We just moved into a new apartment. Granted, we bought lots of healthy foods and we cook, but we also bought a lot of beer and wine. Because if friends come over, we have to be ready!

So this morning, I decided that Weight Watchers Round 10 was going to begin. I was prepared and ready to go. Last week, I had jumped on above scale and saw that I had only gained 2 pounds through the holidays. Instant win in my book, even though I was still closing in on my post-college graduation weight. Convinced that I had probably lost a pound or two since then because I was eating healthier, I hopped on the scale.

I have never seen my scale jump to a number so fast in my life!

Nor did I like the number staring back at me.

187.4 HOLY CRAP!

I think I went through every stage of grief at 6:30 this morning while looking at the scale.

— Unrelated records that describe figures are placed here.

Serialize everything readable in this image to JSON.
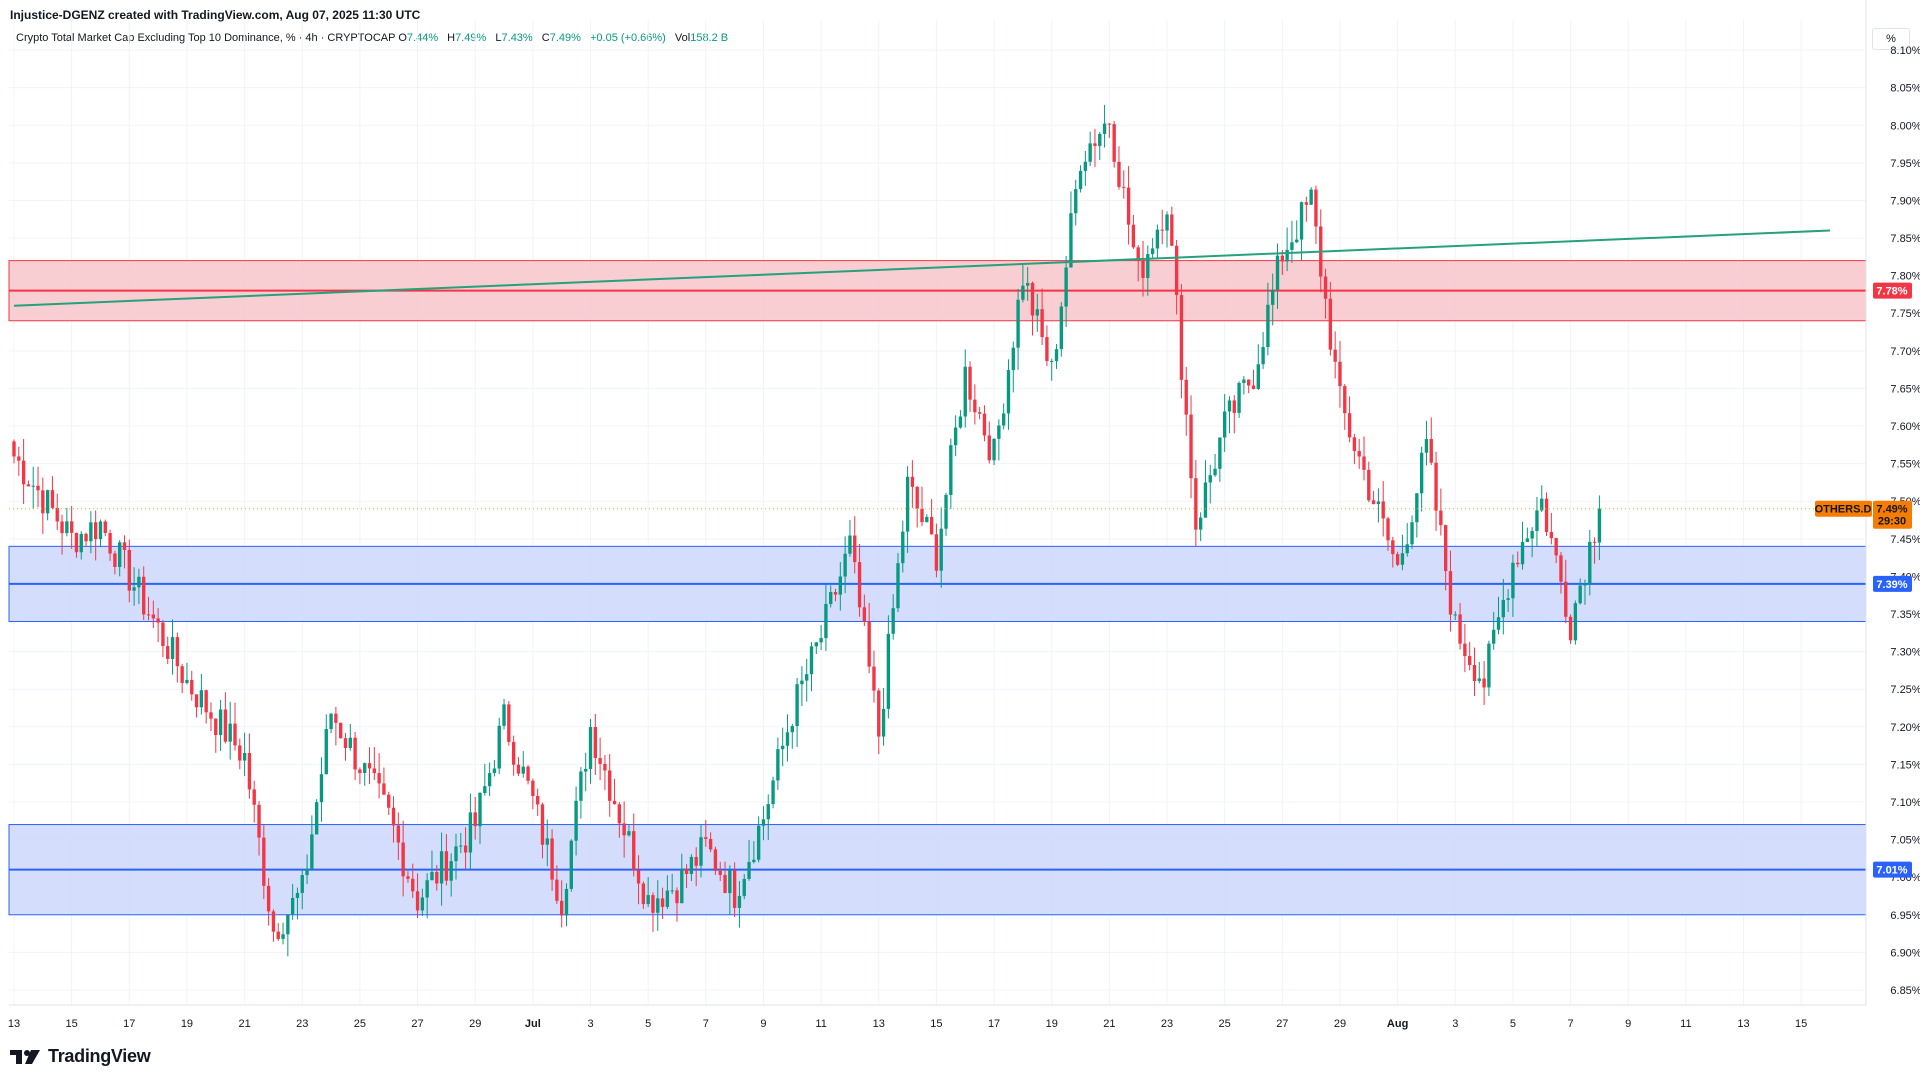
{
  "header": {
    "credit": "Injustice-DGENZ created with TradingView.com, Aug 07, 2025 11:30 UTC",
    "symbol": "Crypto Total Market Cap Excluding Top 10 Dominance, % · 4h · CRYPTOCAP",
    "o_label": "O",
    "o_value": "7.44%",
    "h_label": "H",
    "h_value": "7.49%",
    "l_label": "L",
    "l_value": "7.43%",
    "c_label": "C",
    "c_value": "7.49%",
    "change": "+0.05 (+0.66%)",
    "vol_label": "Vol",
    "vol_value": "158.2 B",
    "unit": "%"
  },
  "footer": {
    "brand": "TradingView"
  },
  "colors": {
    "up": "#089981",
    "down": "#f23645",
    "resistance_zone": "#f7c6cb",
    "resistance_line": "#f23645",
    "support_zone": "#cdd8fb",
    "support_line": "#2962ff",
    "trendline": "#26a17b",
    "symbol_tag": "#f57c00"
  },
  "chart_data": {
    "type": "candlestick",
    "timeframe": "4h",
    "y_unit": "%",
    "ylim": [
      6.83,
      8.14
    ],
    "y_ticks": [
      "8.10%",
      "8.05%",
      "8.00%",
      "7.95%",
      "7.90%",
      "7.85%",
      "7.80%",
      "7.75%",
      "7.70%",
      "7.65%",
      "7.60%",
      "7.55%",
      "7.50%",
      "7.45%",
      "7.40%",
      "7.35%",
      "7.30%",
      "7.25%",
      "7.20%",
      "7.15%",
      "7.10%",
      "7.05%",
      "7.00%",
      "6.95%",
      "6.90%",
      "6.85%"
    ],
    "x_ticks": [
      "13",
      "15",
      "17",
      "19",
      "21",
      "23",
      "25",
      "27",
      "29",
      "Jul",
      "3",
      "5",
      "7",
      "9",
      "11",
      "13",
      "15",
      "17",
      "19",
      "21",
      "23",
      "25",
      "27",
      "29",
      "Aug",
      "3",
      "5",
      "7",
      "9",
      "11",
      "13",
      "15"
    ],
    "x_range": [
      "2025-06-13",
      "2025-08-15"
    ],
    "key_points": [
      {
        "date": "2025-06-13",
        "value": 7.56
      },
      {
        "date": "2025-06-15",
        "value": 7.45
      },
      {
        "date": "2025-06-16",
        "value": 7.47
      },
      {
        "date": "2025-06-19",
        "value": 7.26
      },
      {
        "date": "2025-06-21",
        "value": 7.16
      },
      {
        "date": "2025-06-22",
        "value": 6.93
      },
      {
        "date": "2025-06-23",
        "value": 6.98
      },
      {
        "date": "2025-06-24",
        "value": 7.22
      },
      {
        "date": "2025-06-26",
        "value": 7.08
      },
      {
        "date": "2025-06-27",
        "value": 6.97
      },
      {
        "date": "2025-06-29",
        "value": 7.07
      },
      {
        "date": "2025-06-30",
        "value": 7.21
      },
      {
        "date": "2025-07-01",
        "value": 7.1
      },
      {
        "date": "2025-07-02",
        "value": 6.97
      },
      {
        "date": "2025-07-03",
        "value": 7.2
      },
      {
        "date": "2025-07-05",
        "value": 6.97
      },
      {
        "date": "2025-07-06",
        "value": 6.99
      },
      {
        "date": "2025-07-07",
        "value": 7.04
      },
      {
        "date": "2025-07-08",
        "value": 6.98
      },
      {
        "date": "2025-07-09",
        "value": 7.08
      },
      {
        "date": "2025-07-10",
        "value": 7.22
      },
      {
        "date": "2025-07-11",
        "value": 7.32
      },
      {
        "date": "2025-07-12",
        "value": 7.44
      },
      {
        "date": "2025-07-13",
        "value": 7.19
      },
      {
        "date": "2025-07-14",
        "value": 7.52
      },
      {
        "date": "2025-07-15",
        "value": 7.43
      },
      {
        "date": "2025-07-16",
        "value": 7.67
      },
      {
        "date": "2025-07-17",
        "value": 7.56
      },
      {
        "date": "2025-07-18",
        "value": 7.8
      },
      {
        "date": "2025-07-19",
        "value": 7.67
      },
      {
        "date": "2025-07-20",
        "value": 7.96
      },
      {
        "date": "2025-07-21",
        "value": 8.01
      },
      {
        "date": "2025-07-22",
        "value": 7.8
      },
      {
        "date": "2025-07-23",
        "value": 7.9
      },
      {
        "date": "2025-07-24",
        "value": 7.47
      },
      {
        "date": "2025-07-25",
        "value": 7.6
      },
      {
        "date": "2025-07-26",
        "value": 7.67
      },
      {
        "date": "2025-07-27",
        "value": 7.83
      },
      {
        "date": "2025-07-28",
        "value": 7.9
      },
      {
        "date": "2025-07-29",
        "value": 7.63
      },
      {
        "date": "2025-07-30",
        "value": 7.52
      },
      {
        "date": "2025-07-31",
        "value": 7.41
      },
      {
        "date": "2025-08-01",
        "value": 7.57
      },
      {
        "date": "2025-08-02",
        "value": 7.33
      },
      {
        "date": "2025-08-03",
        "value": 7.26
      },
      {
        "date": "2025-08-04",
        "value": 7.42
      },
      {
        "date": "2025-08-05",
        "value": 7.5
      },
      {
        "date": "2025-08-06",
        "value": 7.34
      },
      {
        "date": "2025-08-07",
        "value": 7.49
      }
    ],
    "resistance_zone": {
      "low": 7.74,
      "high": 7.82,
      "line": 7.78,
      "label": "7.78%"
    },
    "support_zone_upper": {
      "low": 7.34,
      "high": 7.44,
      "line": 7.39,
      "label": "7.39%"
    },
    "support_zone_lower": {
      "low": 6.95,
      "high": 7.07,
      "line": 7.01,
      "label": "7.01%"
    },
    "trendline": {
      "start": {
        "date": "2025-06-13",
        "value": 7.76
      },
      "end": {
        "date": "2025-08-15",
        "value": 7.86
      }
    },
    "last_price": {
      "symbol": "OTHERS.D",
      "value": 7.49,
      "label": "7.49%",
      "countdown": "29:30"
    }
  }
}
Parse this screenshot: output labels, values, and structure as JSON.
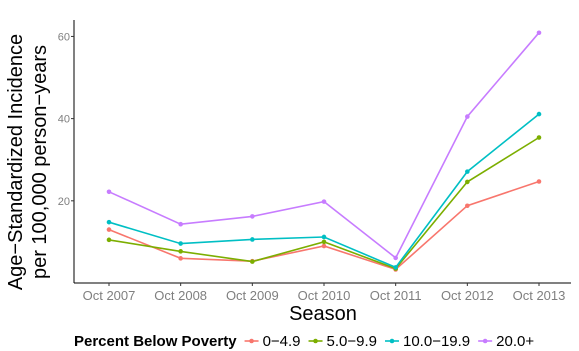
{
  "chart_data": {
    "type": "line",
    "title": "",
    "xlabel": "Season",
    "ylabel_line1": "Age−Standardized Incidence",
    "ylabel_line2": "per 100,000 person−years",
    "categories": [
      "Oct 2007",
      "Oct 2008",
      "Oct 2009",
      "Oct 2010",
      "Oct 2011",
      "Oct 2012",
      "Oct 2013"
    ],
    "y_ticks": [
      20,
      40,
      60
    ],
    "y_tick_labels": [
      "20",
      "40",
      "60"
    ],
    "ylim": [
      0,
      64
    ],
    "grid": false,
    "legend": {
      "title": "Percent Below Poverty",
      "position": "bottom"
    },
    "series": [
      {
        "name": "0−4.9",
        "color": "#F8766D",
        "values": [
          13.0,
          6.0,
          5.3,
          9.0,
          3.3,
          18.8,
          24.7
        ]
      },
      {
        "name": "5.0−9.9",
        "color": "#7CAE00",
        "values": [
          10.5,
          7.7,
          5.2,
          10.0,
          3.5,
          24.6,
          35.4
        ]
      },
      {
        "name": "10.0−19.9",
        "color": "#00BFC4",
        "values": [
          14.8,
          9.6,
          10.6,
          11.2,
          3.8,
          27.1,
          41.1
        ]
      },
      {
        "name": "20.0+",
        "color": "#C77CFF",
        "values": [
          22.2,
          14.3,
          16.2,
          19.8,
          6.1,
          40.5,
          60.9
        ]
      }
    ]
  }
}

1. Denial: ‘No frickin’ way! You are lying to me! I’ve been SOOOO good all week.’ (hops off scale and checks it) ‘Maybe your just off balance…’ (Good try, it’s on a tile floor). ‘Are the batteries dying?’ (Brand new!)

2. Anger: No, I wasn’t angry at the scale. Even though its totally the scales fault. I was so angry at myself for even LETTING myself get back to this point. I had promised myself I would never see that number on the scale again. And here I was, nearly 5 years later, back at that point.

3. Bargaining: ‘Now, if I get back on you, you’re going to show a MUCH lower number this time, because come on. Really? I’m not that heavy,”

For the record…. I am that heavy.

4. Depression: Yes. I cried. It SUCKED seeing that number staring back at me. It was horrible and a god awful way to start my day.

5. Acceptance: And then it hit me. This is nobody’s fault but my own. No one forced food down my throat, or told me to have one more beer. It was all me.

Source

Which means, it’s on me to conquer it.

I can officially say things can only go up from here (or hopefully down in my case)!